In a blog post headlined "Is Sen. Reid physically up to the job?" Las Vegas Review-Journal publisher Sherman Frederick compiled a devastating case to support his assertion that "something's wrong with Sen. Harry Reid." For example, did you know that during a recent debate, Reid "mixed up the Department of Energy with the Department of Education"? And what happened when "Sharron Angle told him to 'man-up' " in that same debate? Reid "had no retort," according to Frederick. (I'd suggest it's possible that Reid had "no retort" because he didn't expect to be told to "man up" during a campaign debate for a seat in the United States Senate, rather than, say, during a pickup basketball game.)
When you're talking about a public figure whose words are catalogued almost constantly by the press, it's not difficult to pick out instances of misspeaking. It seems pretty low to turn Reid's misstatements into evidence that there's something "wrong" with him, especially considering that Frederick's blog post pivots on the mini-stroke that Reid had more than five years ago.
Frederick didn't limit his attack on Reid's fitness for office to misstatements -- ridiculous right-wing talking points came into play, too.
In his post, Frederick wrote that Reid said "loosing [sic] 36,000 jobs in a week was 'really good.' " This is a reference to a statement Reid made on the Senate floor in March, and that's not at all what Reid was saying, as anybody who bothered to look into it would have found out.

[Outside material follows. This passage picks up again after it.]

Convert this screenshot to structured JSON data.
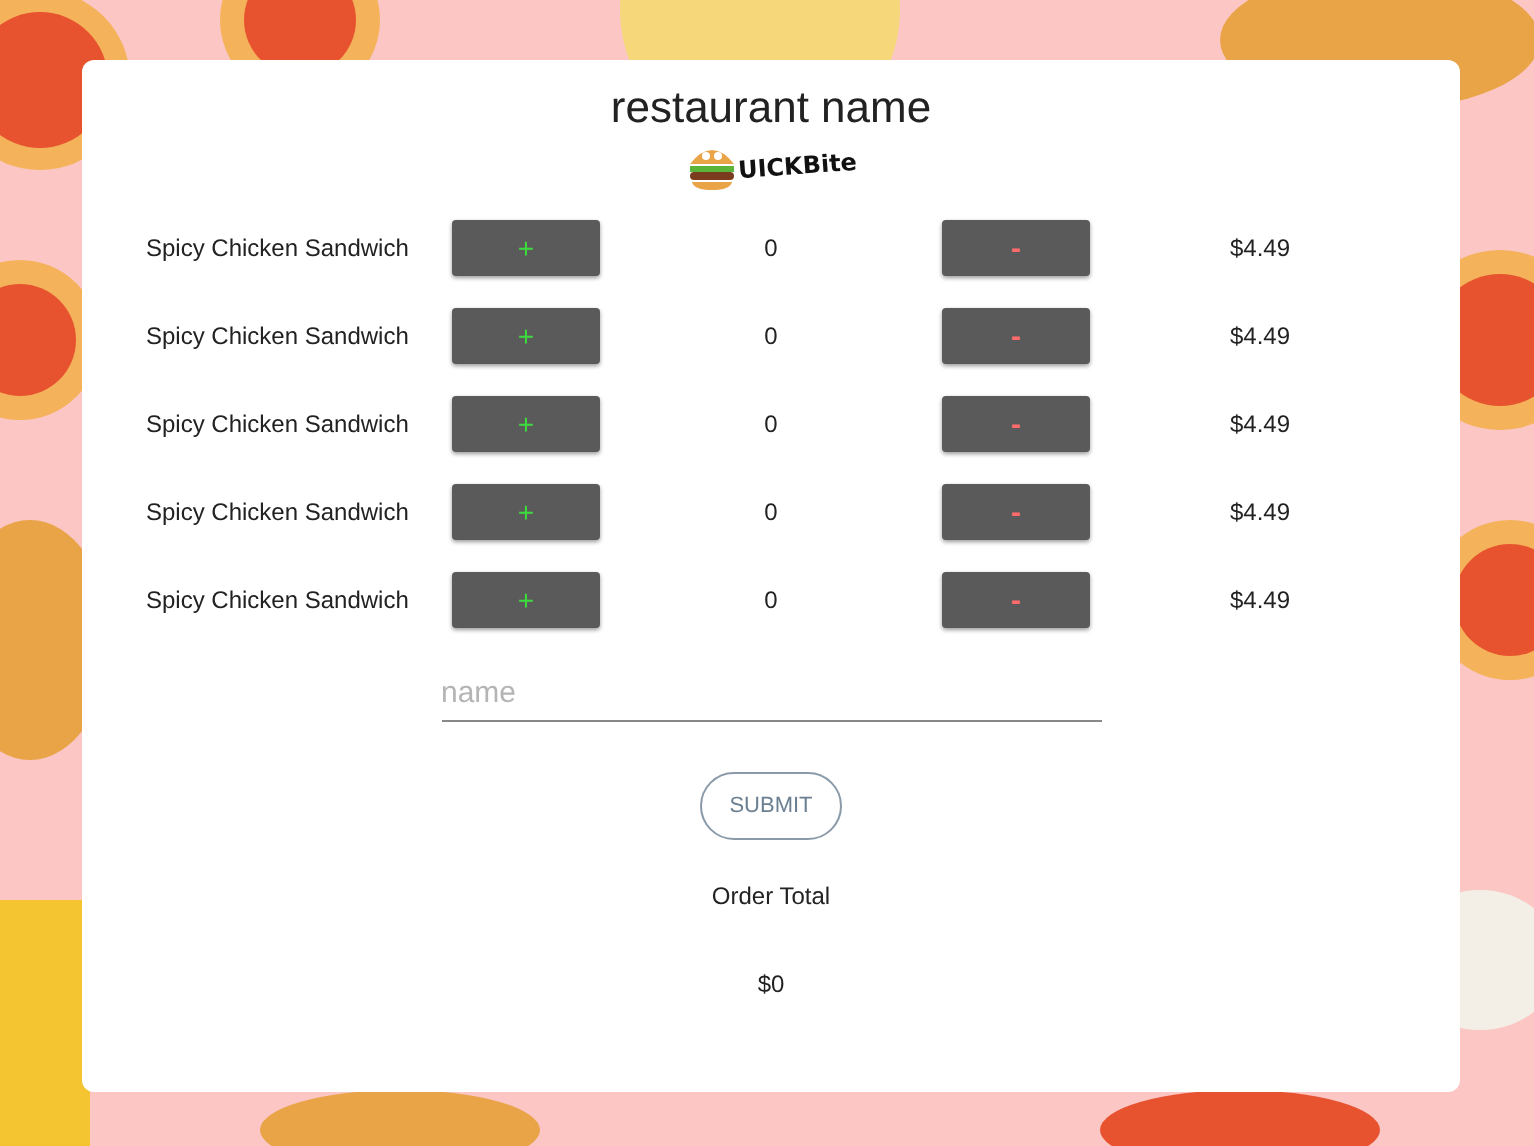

Reid was saying that it was "good" news that unemployment and job losses were lower than economists had expected -- and he was talking about the entire month of February, not a single week, for the record.

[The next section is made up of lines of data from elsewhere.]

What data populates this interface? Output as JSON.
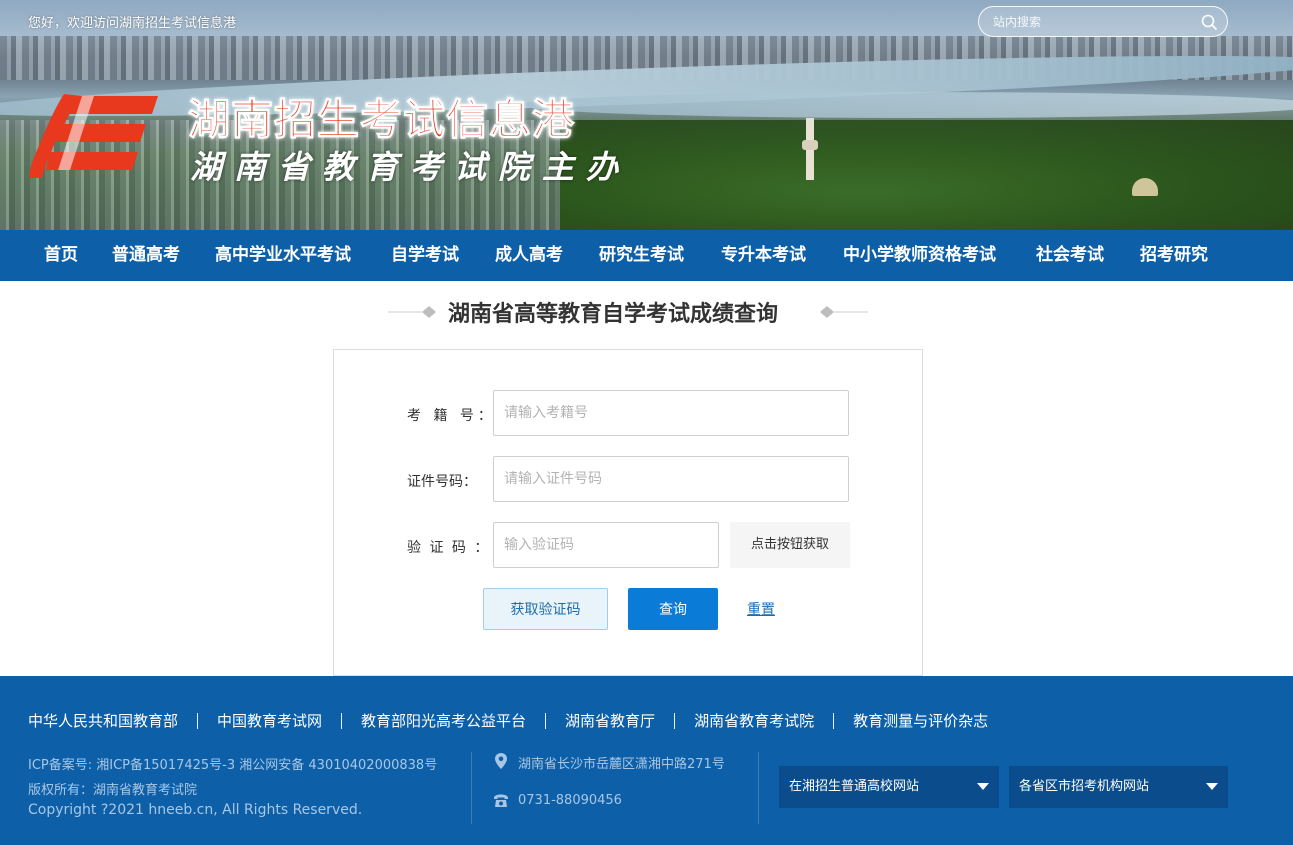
{
  "header": {
    "welcome": "您好，欢迎访问湖南招生考试信息港",
    "search_placeholder": "站内搜索",
    "site_title": "湖南招生考试信息港",
    "site_subtitle": "湖南省教育考试院主办"
  },
  "nav": {
    "items": [
      "首页",
      "普通高考",
      "高中学业水平考试",
      "自学考试",
      "成人高考",
      "研究生考试",
      "专升本考试",
      "中小学教师资格考试",
      "社会考试",
      "招考研究"
    ]
  },
  "main": {
    "page_title": "湖南省高等教育自学考试成绩查询",
    "form": {
      "exam_id_label": "考  籍  号：",
      "exam_id_placeholder": "请输入考籍号",
      "id_number_label": "证件号码：",
      "id_number_placeholder": "请输入证件号码",
      "captcha_label": "验  证  码  ：",
      "captcha_placeholder": "输入验证码",
      "captcha_button": "点击按钮获取",
      "get_code_button": "获取验证码",
      "query_button": "查询",
      "reset_link": "重置"
    }
  },
  "footer": {
    "links": [
      "中华人民共和国教育部",
      "中国教育考试网",
      "教育部阳光高考公益平台",
      "湖南省教育厅",
      "湖南省教育考试院",
      "教育测量与评价杂志"
    ],
    "icp": "ICP备案号: 湘ICP备15017425号-3 湘公网安备 43010402000838号",
    "owner": "版权所有：湖南省教育考试院",
    "copyright": "Copyright ?2021 hneeb.cn, All Rights Reserved.",
    "address": "湖南省长沙市岳麓区潇湘中路271号",
    "phone": "0731-88090456",
    "select_universities": "在湘招生普通高校网站",
    "select_provinces": "各省区市招考机构网站",
    "icons": {
      "address": "location-pin-icon",
      "phone": "phone-icon"
    }
  },
  "colors": {
    "nav_bg": "#0d5fa8",
    "footer_bg": "#0d5fa8",
    "title_red": "#e8381e",
    "primary_button": "#0a7bd6",
    "link": "#1a6cb2"
  }
}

Here's what Reid actually said in his March 5 floor speech:
REID: Unemployment compensation -- today is a big day in America. Only 36,000 people lost their jobs today, which is really good. Unemployment rate around America has not changed. Prognosticators thought it would go up; it has not. So, we need to extend -- there are about 15 million people in America out of work. These extended unemployment benefits will help millions of those people.
The ostensible news peg for Frederick's attack was an appearance by Reid on MSNBC's The Ed Show on Thursday. Here's Frederick:
Now he utters this on a political TV show:
'But for me we'd be in a world-wide depression".
What? This is only days before the election of his life. He brags that he personally saved the world from depression.
Where did he think he was -- the Stephen Colbert show?
In this case, that is the gist of what Reid said. But while Frederick seems to dismiss this possibility out of hand, there is broad agreement among economists that legislation that passed the Senate under Reid's leadership was responsible for averting a far deeper economic collapse than the one we experienced.
If you're a regular reader of Frederick's columns and blog posts, this cheap shot at Reid won't come as a surprise. As Media Matters has documented, the Review-Journal has become a dumping ground for conservative misinformation under Frederick.